Reasoning Text-to-Video Retrieval via Digital Twin Video Representations and Large Language Models

TL;DR

This work defines reasoning text-to-video retrieval, addressing implicit queries that require multi-step reasoning and object-level grounding within videos. It introduces a two-stage approach that first converts videos into digital twin representations and then uses compositional alignment for fast candidate retrieval, followed by LLM-based reasoning with just-in-time refinement to ground query conditions on refined representations. The authors release ReasonT2VBench-135 and ReasonT2VBench-1000 to quantify performance on implicit queries, demonstrating substantial gains over strong baselines and state-of-the-art results on conventional T2V benchmarks. The approach preserves fine-grained spatial details necessary for grounding and offers a scalable framework for reasoning-driven video retrieval with practical impact on search, recommendation, and context-aware querying.

Abstract

The goal of text-to-video retrieval is to search large databases for relevant videos based on text queries. Existing methods have progressed to handling explicit queries where the visual content of interest is described explicitly; however, they fail with implicit queries where identifying videos relevant to the query requires reasoning. We introduce reasoning text-to-video retrieval, a paradigm that extends traditional retrieval to process implicit queries through reasoning while providing object-level grounding masks that identify which entities satisfy the query conditions. Instead of relying on vision-language models directly, we propose representing video content as digital twins, i.e., structured scene representations that decompose salient objects through specialist vision models.
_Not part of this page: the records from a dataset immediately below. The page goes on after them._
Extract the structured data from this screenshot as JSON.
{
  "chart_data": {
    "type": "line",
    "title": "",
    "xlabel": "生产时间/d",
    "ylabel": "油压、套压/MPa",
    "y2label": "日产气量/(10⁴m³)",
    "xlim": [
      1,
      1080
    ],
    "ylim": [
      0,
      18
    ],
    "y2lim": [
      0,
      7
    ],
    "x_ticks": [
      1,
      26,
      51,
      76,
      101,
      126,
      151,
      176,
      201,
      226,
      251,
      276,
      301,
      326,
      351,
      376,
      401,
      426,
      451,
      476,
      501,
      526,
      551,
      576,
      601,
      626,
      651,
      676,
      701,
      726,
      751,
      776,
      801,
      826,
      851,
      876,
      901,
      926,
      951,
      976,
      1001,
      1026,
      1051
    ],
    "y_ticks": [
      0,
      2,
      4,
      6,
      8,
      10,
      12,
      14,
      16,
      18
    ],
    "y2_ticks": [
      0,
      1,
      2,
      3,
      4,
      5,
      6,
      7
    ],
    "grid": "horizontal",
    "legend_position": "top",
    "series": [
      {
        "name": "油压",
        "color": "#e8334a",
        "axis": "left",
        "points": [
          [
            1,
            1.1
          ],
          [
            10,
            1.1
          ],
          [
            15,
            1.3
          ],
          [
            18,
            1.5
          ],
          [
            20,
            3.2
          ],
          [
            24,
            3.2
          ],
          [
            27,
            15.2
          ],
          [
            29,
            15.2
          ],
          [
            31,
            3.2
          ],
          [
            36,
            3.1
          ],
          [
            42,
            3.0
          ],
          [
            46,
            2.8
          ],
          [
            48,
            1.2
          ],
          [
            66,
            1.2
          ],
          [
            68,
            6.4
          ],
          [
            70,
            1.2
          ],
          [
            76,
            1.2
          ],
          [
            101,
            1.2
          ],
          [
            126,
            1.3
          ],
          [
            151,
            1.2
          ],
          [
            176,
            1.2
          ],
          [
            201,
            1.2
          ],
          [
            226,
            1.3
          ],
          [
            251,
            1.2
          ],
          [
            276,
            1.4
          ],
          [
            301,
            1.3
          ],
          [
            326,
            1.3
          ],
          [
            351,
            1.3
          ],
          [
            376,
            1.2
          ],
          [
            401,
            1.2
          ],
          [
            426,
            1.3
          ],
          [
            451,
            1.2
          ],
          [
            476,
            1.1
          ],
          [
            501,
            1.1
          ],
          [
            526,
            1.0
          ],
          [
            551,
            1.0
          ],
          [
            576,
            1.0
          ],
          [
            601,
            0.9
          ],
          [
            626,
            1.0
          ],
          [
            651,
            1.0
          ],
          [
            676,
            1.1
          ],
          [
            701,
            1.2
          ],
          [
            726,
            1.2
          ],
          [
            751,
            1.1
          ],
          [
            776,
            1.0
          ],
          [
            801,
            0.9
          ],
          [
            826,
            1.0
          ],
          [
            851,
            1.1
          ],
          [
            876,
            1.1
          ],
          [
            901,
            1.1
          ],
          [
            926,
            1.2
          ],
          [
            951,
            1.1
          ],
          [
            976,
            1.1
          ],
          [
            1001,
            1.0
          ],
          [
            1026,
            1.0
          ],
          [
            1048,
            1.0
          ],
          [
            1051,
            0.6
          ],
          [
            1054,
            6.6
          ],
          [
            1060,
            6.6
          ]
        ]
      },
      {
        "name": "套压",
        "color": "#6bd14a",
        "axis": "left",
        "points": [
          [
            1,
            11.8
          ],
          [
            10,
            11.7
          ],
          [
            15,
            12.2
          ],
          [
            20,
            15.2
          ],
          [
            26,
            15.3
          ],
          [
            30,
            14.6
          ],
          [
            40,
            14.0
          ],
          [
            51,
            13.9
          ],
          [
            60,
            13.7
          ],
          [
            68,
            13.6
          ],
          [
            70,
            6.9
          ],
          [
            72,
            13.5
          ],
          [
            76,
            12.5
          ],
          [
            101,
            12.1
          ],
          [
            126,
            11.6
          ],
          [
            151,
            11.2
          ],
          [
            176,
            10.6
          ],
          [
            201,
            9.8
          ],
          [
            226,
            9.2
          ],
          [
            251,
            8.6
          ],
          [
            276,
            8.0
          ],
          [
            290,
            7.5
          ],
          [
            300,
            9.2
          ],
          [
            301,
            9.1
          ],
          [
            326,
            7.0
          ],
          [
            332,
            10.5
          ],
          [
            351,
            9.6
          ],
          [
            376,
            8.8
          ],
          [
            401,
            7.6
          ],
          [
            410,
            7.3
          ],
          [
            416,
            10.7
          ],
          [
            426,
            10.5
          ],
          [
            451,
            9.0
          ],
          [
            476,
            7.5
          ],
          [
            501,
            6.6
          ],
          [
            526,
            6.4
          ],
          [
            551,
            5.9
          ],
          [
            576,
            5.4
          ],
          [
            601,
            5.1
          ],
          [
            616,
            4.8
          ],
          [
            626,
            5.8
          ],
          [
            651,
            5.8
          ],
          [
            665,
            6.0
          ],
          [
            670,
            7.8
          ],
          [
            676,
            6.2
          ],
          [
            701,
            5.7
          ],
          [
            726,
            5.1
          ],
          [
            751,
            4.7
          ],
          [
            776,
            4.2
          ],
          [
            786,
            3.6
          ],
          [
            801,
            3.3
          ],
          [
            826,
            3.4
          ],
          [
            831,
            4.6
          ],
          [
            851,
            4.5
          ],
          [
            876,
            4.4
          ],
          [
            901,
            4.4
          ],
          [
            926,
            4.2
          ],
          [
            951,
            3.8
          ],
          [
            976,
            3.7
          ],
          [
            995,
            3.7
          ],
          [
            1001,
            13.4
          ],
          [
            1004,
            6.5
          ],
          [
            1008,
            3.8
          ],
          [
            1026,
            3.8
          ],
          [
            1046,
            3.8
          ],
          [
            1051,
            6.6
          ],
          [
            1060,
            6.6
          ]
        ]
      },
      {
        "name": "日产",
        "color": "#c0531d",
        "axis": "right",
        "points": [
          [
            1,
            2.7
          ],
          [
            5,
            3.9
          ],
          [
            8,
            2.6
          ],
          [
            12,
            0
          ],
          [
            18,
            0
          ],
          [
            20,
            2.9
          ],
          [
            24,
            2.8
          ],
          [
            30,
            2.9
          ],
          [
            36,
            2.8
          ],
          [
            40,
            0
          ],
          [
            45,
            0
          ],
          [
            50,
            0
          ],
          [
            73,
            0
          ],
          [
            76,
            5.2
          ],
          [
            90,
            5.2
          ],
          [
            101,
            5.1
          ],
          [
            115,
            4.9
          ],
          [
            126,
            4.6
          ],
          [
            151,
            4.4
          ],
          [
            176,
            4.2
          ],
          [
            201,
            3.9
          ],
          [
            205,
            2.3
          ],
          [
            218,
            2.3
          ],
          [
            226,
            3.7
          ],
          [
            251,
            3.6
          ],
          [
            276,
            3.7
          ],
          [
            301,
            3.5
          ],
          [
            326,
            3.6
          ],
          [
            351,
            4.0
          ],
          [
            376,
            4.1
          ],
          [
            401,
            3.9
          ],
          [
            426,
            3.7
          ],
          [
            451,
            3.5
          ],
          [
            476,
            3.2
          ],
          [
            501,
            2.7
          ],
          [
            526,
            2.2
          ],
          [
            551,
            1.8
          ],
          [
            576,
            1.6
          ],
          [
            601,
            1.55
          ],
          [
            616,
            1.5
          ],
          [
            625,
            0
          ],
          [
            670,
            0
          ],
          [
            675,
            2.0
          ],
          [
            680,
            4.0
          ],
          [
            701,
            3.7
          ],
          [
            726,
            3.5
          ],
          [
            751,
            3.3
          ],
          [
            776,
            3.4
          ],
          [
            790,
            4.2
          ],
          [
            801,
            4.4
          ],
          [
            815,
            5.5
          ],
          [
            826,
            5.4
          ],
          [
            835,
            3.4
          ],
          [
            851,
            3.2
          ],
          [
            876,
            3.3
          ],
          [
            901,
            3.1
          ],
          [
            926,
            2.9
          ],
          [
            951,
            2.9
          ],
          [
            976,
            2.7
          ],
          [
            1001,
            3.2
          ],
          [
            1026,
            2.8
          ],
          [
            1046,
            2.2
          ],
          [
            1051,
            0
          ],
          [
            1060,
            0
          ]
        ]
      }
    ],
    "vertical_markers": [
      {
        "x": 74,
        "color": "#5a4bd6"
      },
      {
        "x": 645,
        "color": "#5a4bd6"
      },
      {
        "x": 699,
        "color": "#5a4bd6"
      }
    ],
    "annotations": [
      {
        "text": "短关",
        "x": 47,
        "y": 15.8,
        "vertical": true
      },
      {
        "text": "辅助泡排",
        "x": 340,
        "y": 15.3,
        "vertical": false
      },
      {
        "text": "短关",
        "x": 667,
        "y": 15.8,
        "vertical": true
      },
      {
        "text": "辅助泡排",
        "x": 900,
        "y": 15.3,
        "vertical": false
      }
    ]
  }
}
This approach is beneficial because it enables large language models to reason directly over long-horizon video content without visual token compression. Specifically, our two-stage framework first performs compositional alignment between decomposed sub-queries and digital twin representations for candidate identification, then applies large language model-based reasoning with just-in-time refinement that invokes additional specialist models to address information gaps. We construct a benchmark of 447 manually created implicit queries with 135 videos (ReasonT2VBench-135) and another more challenging version of 1000 videos (ReasonT2VBench-1000). Our method achieves 81.2% R@1 on ReasonT2VBench-135, outperforming the strongest baseline by greater than 50 percentage points, and maintains 81.7% R@1 on the extended configuration while establishing state-of-the-art results in three conventional benchmarks (MSR-VTT, MSVD, and VATEX).

Paper Structure

This paper contains 22 sections, 2 equations, 3 figures, 5 tables.

Figures (3)

  • Figure 1: Comparison between (a) traditional text-to-video retrieval and (b) reasoning text-to-video retrieval. Traditional retrieval accepts explicit queries and returns matching videos without identifying target objects. In contrast, reasoning retrieval interprets indirect query that demand multiple reasoning steps, while simultaneously localizing the referenced object through segmentation masks (shown in green) within the retrieved video.
  • Figure 2: Overall framework of the proposed reasoning text-to-video retrieval method.
  • Figure 3: Qualitative comparison of reasoning text-to-video retrieval across three implicit queries on ReasonT2VBench-135. Red borders indicate incorrect or failed retrievals where methods return irrelevant videos, while green borders show correct retrieval and grounding. Our method correctly identifies relevant videos and grounds the target objects via segmentation masks (in purple).